Fourth Week of Lent - March 13 - Ishmael
  • Theme: God Hears and Helps
  • Character Texts: Genesis 21:8-21; Genesis 25:7-18 
  • ​Other Readings: Psalm 13; Romans 8:31-39; Luke 7:11-17
  • Summary
    • To cry out to God amid distress and trust that God hears - this is the comfort of all in need.  How often have we cried out to God?  How often have we wondered if God hears us in our misery?  How often have we raised our voices saying, "how long, O Lord?  How long?"  The story of Ishmael reminds us that our cries do not go out into an empty, meaningless void; rather, our cries go to the ears, and therefore the very heart, of God.  And God hears.  That is God's promise both for us and to us.  God hears when we cry.  And in hearing, God helps.  This story also reminds us that God's help extends beyond any barriers we might erect or any limitations we might impose.  Ishmael is cast out, and yet God hears and helps him.  Hence, we see that God's promises at the crossroads of history and hope are God's to give, transgressing human exclusion and transcending human boundaries.

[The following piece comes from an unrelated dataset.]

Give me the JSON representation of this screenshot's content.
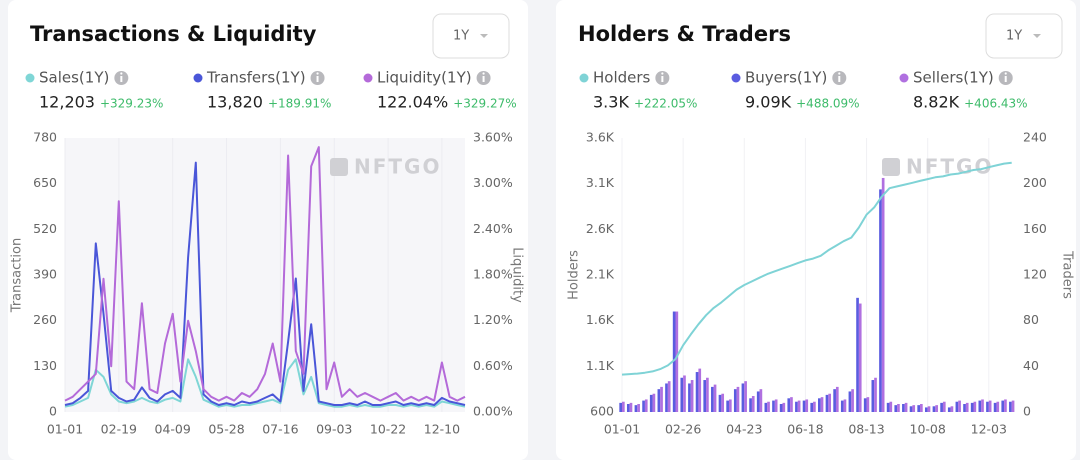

  • Prayer: Hear my voice when I cry to you, O God, Come to me and help me in my time of need.  In the name of +Jesus, Amen.

 

Fifth Week of Lent - March 20 - Isaac
  • Theme: God Protects and Provides
  • Character Texts: Genesis 21:1-7; Genesis 22:1-19; Genesis 25:7-11 
  • ​Other Readings: Psalm 91; Hebrews 11:17-20; Luke 12:22-32
  • Summary
    • The story of Isaac is a complicated one.  This child of the promise becomes a demonstration of his father's commitment to God by his father's willingness to cause him harm at God's direction, harm that is ultimately not perpetrated only because God intervenes.  Whew!  But God does not always intervene in this way in our lives or the life of the world.  Our personal crosswords of history and hope are often crossroads that we come to because of real and lasting harm perpetrated by others and by us.  Likewise, the crossroads of history and hope within the global story are often the same: it is often harm that brings the world to the brink and in need of hope.  To wrestle with the promises of protection and providence that the Isaac story uplifts, then, is to name the promises, name the paradoxes, and to seek God in the midst of it all, trusting that God is who God claims to be, and the God who makes promises will indeed keep them.
  • Prayer: Protect me, O God, from all that would bring me harm, and provide for me according to your will.  In the name of +Jesus, Amen.